John Hoffoss's picture

Similar to what Elliott posted...

Similar to what Elliott posted in the first reply, I would say an "on-call" period would be the most elegant and straightforward way to handle this without software acquisition/system implementation, etc. that would provide the "best" solution. But I would modify what Elliott said in one way: you are on-call for one hour. Perhaps two hours. And that on-call responsibility rotates to EVERYONE in that circle. I've seen this concept mentioned in TimeManagementForSystemAdministrators by Limnocelli (I think that's where I saw this, at least.)

In this fashion, everyone has to put their "time in", but everyone is saved from having to filter through all the same rubbish. It also saves the poor schmuck who responds to the job posting "Google Email Wrangler" who then has to wrangle all Google's email lists! (With my apologies to Scott.) The on-call person then does the filtering & delegation where appropriate, or responds with a template, or answers the question outright. Then at the end of his or her two hours, you go back to your normal routine. And given the size of Google, I could see this duty coming up once a week or even less, depending on the nature of the way each list is actually broken up. Plus, all the content is still there for archival purposes.

The challenge I see in the "create a forum/wiki" argument is for that to work, everyone still has to go review the wiki or discussion group to see if they must provide pertinent information.
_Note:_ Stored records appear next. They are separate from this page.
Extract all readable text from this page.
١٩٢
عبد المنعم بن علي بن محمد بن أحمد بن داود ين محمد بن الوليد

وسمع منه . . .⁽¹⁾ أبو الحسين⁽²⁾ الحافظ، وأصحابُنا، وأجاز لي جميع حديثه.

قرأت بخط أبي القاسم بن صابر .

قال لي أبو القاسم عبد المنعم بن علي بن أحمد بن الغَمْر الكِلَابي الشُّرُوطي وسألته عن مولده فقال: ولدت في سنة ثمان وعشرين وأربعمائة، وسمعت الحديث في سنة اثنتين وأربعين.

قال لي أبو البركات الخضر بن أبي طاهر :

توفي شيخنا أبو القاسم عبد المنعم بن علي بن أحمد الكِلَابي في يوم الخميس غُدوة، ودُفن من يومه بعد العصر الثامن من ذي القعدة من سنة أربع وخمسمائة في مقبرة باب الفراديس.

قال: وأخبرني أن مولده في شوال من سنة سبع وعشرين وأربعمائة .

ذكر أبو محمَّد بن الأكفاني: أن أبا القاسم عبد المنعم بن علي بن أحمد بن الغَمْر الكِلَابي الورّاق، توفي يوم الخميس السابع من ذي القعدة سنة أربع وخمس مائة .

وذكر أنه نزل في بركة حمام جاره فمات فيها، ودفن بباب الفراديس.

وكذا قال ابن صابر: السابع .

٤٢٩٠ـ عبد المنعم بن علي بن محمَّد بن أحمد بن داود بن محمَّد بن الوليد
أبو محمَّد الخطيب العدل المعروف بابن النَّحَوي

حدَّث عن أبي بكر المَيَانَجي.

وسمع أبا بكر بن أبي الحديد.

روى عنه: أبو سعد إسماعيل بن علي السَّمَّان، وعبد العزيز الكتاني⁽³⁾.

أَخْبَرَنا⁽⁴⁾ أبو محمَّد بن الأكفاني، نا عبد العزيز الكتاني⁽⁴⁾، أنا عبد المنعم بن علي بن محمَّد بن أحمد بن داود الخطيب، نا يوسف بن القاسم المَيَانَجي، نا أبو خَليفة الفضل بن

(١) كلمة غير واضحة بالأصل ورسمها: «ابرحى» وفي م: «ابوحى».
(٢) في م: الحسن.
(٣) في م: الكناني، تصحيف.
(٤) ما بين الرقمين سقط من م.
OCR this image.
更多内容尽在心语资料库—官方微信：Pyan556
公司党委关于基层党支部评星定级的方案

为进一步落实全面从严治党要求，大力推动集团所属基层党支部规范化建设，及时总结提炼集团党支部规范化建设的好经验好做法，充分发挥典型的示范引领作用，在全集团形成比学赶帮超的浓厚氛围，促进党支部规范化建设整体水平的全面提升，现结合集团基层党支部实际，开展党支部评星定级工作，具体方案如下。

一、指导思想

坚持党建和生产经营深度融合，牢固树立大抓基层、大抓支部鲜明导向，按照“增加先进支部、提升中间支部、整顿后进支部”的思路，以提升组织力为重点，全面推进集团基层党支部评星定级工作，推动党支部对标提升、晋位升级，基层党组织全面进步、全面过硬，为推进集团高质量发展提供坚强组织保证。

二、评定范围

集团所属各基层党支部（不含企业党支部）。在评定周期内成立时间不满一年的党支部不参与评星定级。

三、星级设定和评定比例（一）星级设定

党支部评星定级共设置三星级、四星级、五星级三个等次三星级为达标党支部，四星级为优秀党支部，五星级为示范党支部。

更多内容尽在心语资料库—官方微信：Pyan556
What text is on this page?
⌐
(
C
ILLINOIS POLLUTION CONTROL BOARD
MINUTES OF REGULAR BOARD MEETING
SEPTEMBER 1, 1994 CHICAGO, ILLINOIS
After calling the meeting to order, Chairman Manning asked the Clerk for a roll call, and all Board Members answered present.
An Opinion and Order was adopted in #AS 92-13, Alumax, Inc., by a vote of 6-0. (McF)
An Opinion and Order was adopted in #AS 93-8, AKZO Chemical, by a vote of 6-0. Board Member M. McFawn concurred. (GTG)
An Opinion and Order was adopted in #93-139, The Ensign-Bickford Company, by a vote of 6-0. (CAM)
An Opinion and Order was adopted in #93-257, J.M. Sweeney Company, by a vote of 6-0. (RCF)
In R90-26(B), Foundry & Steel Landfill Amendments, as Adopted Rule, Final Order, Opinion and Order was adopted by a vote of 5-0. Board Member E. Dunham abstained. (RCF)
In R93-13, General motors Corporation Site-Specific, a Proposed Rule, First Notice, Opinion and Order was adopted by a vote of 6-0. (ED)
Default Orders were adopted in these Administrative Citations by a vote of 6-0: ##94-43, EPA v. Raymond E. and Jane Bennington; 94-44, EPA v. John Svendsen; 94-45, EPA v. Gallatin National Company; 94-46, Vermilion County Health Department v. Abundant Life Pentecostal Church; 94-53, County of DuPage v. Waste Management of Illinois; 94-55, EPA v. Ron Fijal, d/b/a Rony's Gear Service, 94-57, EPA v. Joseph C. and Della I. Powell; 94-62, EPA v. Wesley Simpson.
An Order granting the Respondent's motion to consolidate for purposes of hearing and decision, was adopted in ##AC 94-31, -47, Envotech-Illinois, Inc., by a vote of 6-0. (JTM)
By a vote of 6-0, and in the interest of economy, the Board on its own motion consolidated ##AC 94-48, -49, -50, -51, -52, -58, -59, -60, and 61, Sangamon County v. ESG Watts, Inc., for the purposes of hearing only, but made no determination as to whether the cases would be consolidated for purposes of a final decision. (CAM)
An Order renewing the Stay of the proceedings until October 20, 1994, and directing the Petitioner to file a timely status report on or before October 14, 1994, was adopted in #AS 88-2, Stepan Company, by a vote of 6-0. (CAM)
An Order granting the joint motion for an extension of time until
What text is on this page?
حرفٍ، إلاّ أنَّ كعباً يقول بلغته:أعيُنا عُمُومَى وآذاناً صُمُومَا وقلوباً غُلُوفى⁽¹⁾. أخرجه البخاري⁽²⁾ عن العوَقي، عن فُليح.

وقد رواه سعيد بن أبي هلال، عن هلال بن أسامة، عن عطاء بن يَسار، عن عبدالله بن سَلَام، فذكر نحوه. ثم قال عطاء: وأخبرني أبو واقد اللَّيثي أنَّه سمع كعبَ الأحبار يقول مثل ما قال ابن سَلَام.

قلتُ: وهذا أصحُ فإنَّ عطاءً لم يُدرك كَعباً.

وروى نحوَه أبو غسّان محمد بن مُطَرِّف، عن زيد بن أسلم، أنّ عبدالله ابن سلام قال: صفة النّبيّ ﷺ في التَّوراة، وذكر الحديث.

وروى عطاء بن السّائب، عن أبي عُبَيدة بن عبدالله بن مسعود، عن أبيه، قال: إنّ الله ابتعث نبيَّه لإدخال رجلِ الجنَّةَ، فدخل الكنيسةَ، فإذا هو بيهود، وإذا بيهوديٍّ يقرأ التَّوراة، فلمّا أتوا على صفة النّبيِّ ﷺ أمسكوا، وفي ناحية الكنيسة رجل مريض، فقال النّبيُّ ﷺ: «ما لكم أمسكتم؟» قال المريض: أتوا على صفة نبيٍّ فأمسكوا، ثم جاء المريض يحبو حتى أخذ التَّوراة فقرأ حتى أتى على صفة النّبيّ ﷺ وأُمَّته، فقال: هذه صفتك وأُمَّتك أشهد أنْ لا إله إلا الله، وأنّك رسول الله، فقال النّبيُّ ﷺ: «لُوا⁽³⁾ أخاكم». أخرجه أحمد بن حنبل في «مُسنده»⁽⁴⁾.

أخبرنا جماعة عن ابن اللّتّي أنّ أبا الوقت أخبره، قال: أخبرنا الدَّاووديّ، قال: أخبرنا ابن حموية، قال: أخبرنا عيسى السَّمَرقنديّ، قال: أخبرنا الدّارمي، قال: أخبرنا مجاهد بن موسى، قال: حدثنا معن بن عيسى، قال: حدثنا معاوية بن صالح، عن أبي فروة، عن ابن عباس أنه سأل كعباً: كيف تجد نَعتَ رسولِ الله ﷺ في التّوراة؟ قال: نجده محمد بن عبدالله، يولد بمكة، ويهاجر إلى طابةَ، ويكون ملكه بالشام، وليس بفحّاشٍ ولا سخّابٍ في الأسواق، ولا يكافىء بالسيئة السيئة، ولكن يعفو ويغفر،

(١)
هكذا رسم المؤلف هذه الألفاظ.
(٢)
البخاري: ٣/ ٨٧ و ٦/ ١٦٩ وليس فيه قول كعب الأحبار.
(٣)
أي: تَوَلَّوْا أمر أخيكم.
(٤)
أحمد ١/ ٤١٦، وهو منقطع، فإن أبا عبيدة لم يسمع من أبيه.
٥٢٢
Which means you'll have five forum power-users answering 80% of questions, and the other 20% sit without replies for all time. In watching the Merlin Show earlier with...name escapes me, googler...anyway, we learned from him that prime response time to broadcast inquiries is a contest of sorts, which only adds to the distraction posed by this. Same issue in forums, as I see it. With a delegated email responder/handler, they can at least be graded more on knowing who to pass the tough questions to, and get feathers in their cap for the fewest email messages left unanswered during their two hour shift.